Solomon Islands Government remains committed towards the 2030 malaria elimination target despite of challenges it faced.
This was reaffirmed by Minister of Health and Medical Service Dr Culwick Togamana at the Asia Pacific Leaders Conclave on Malaria Elimination 2023, in New Delhi, India on Tuesday last week.
He highlighted that Solomon Islands have made good progress against Malaria between 2000 and 2014 reducing by half the number of malaria cases however from 2015 onwards there were year on year increases in reported cases.
“In the past two years malaria incidence increased by 8.4 % and accounted for the second highest number of cases in the Western Pacific region, contributing 9% of the overall reported cases. The Annual Parasite Incidence (API) has increased by 11% over 3 years and a tripling from the 2015 baseline API”,
“Despite this increase the number of deaths reported due to malaria remained low, with 9 deaths reported in 2021 and likewise in 2022. The proportion of cases due to P. falciparum or mixed infections (with P. vivax) remained stable, with majority of cases attributed to P. vivax alone. For 2022 however, there are indications of an increase in P. falciparum cases.
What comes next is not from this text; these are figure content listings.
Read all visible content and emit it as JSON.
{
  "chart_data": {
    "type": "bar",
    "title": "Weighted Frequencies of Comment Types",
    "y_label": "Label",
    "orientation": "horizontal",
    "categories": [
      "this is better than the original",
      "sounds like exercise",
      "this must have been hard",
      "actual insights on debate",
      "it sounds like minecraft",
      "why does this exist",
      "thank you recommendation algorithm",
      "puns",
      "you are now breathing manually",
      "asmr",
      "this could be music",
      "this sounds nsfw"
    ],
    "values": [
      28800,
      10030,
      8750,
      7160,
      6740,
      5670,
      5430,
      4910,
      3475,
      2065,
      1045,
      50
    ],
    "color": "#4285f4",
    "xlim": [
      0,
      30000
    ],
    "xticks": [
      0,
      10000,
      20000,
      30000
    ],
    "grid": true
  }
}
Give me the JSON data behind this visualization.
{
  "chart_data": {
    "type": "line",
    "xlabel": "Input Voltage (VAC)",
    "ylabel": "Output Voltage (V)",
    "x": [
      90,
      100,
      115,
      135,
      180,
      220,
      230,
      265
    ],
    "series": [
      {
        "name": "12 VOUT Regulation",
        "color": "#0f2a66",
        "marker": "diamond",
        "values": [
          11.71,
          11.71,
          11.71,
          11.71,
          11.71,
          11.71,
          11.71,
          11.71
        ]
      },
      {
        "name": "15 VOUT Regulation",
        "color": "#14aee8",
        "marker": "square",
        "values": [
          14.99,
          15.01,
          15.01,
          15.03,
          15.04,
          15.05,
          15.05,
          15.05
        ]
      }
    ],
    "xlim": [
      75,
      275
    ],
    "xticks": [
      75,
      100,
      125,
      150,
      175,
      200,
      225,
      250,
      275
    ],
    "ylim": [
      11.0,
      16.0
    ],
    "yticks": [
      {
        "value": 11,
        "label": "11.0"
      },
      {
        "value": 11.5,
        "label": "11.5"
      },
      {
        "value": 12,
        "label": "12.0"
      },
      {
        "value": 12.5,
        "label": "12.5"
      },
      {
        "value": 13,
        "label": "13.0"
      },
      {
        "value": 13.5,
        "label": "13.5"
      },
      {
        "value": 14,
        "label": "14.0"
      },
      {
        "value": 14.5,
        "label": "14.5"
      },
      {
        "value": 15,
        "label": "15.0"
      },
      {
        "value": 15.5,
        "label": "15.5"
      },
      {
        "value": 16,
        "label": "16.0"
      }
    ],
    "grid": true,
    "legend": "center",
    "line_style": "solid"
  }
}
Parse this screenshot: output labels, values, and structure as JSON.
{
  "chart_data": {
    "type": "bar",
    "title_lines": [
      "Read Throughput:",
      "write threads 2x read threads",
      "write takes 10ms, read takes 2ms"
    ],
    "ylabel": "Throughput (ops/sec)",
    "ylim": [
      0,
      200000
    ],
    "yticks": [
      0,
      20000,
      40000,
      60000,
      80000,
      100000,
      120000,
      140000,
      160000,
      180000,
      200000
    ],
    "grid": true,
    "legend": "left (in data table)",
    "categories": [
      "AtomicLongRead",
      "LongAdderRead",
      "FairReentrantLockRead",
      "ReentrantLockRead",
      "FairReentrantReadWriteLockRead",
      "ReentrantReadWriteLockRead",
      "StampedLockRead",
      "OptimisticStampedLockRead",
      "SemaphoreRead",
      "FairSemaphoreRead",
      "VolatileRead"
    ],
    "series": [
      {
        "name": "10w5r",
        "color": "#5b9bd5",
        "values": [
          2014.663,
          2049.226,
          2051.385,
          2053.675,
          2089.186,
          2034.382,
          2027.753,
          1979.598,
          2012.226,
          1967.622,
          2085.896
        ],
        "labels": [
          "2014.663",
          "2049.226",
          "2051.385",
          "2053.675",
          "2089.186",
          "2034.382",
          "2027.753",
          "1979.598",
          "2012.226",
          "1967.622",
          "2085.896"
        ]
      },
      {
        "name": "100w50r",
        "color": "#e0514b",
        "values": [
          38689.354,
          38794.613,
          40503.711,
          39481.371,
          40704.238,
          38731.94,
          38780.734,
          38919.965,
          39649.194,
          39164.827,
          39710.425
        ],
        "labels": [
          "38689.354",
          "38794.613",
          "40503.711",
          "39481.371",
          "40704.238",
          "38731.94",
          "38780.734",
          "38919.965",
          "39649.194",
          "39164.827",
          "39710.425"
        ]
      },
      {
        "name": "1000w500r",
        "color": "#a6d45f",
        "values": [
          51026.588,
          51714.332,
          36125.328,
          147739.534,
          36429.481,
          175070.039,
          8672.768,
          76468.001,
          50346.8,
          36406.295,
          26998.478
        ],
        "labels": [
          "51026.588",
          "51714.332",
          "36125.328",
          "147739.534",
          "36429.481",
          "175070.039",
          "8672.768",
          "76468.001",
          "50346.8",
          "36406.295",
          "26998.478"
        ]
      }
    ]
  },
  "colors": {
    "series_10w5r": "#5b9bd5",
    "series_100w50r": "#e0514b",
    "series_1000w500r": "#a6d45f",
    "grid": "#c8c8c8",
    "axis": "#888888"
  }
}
This is alarming considering as P. falciparum is more often associated with severe disease and death than P. vivax said Dr Togamana.
“Major causes for this resurgence of Malaria cases includes cessation of residual spraying in 2015, decline in funding to malaria program, more rapid than expected decline in insecticide bioavailability in LLINs or bed nets and stock outs of Malaria commodities. Additionally, costly and irregular logistical support such as transportation, complex and burdensome financial management processes and limited trained human resources in very remote islands, impinge on timely malaria service delivery and response”, said Dr Togamana.
Dr Togamana said despite these challenges and the current situation, the Government of Solomon Islands remains committed to the elimination goal as demonstrated by the then Prime Minister of Solomon Islands at the 2018 London Malaria Summit and commitment by the current Prime Minister in October 2022 along with heads of Governments from the Asia Pacific region elimination of malaria across the region by 2030”,
He said that these commitments have played a critical role towards a high-level meeting of whole-of-Government, whole-of-society and development partners to re-examine the path to malaria elimination for the Solomon Islands.
“The principal outcome was the “Solomon Islands Roadmap for Malaria Elimination”, which recommitted the country to malaria elimination, province-by-province, with a broad vision of achieving zero locally transmitted cases by 2030 and WHO certification three years later”, highlighted Dr Togamana.
He added that in doing so, the Ministry of Health is working to improve health systems especially in addressing issues of commodity stockouts, financing constraints and inappropriate human resourcing as per the recommendations from the Malaria program midterm review,
Dr Togamana concluded with acknowledgements to the Asia Pacific Leaders Malaria Alliance (APLMA) for implementing what he described as a very significant and strategic platform which Regional Health Ministers can assemble to share experiences and challenges and to regroup and renew commitments and carefully strategize to efficiently utilize limited resources and capabilities to achieve malaria 2030 target.
“I would also like to extend my sincerest gratitude to the Government of Australia for supporting the APLMA Platform and the APLMA Secretariate for their continued advocacy efforts to ensure malaria elimination remains a high priority agenda among the Heads of States of the region.
“To the government of India and my colleague Dr. Mansukh Mandaviya, Hon’ble Union Minister of Health & Family Welfare and Chemicals & Fertilizers, Government of India, thank you so much for graciously hosting us for this meeting”.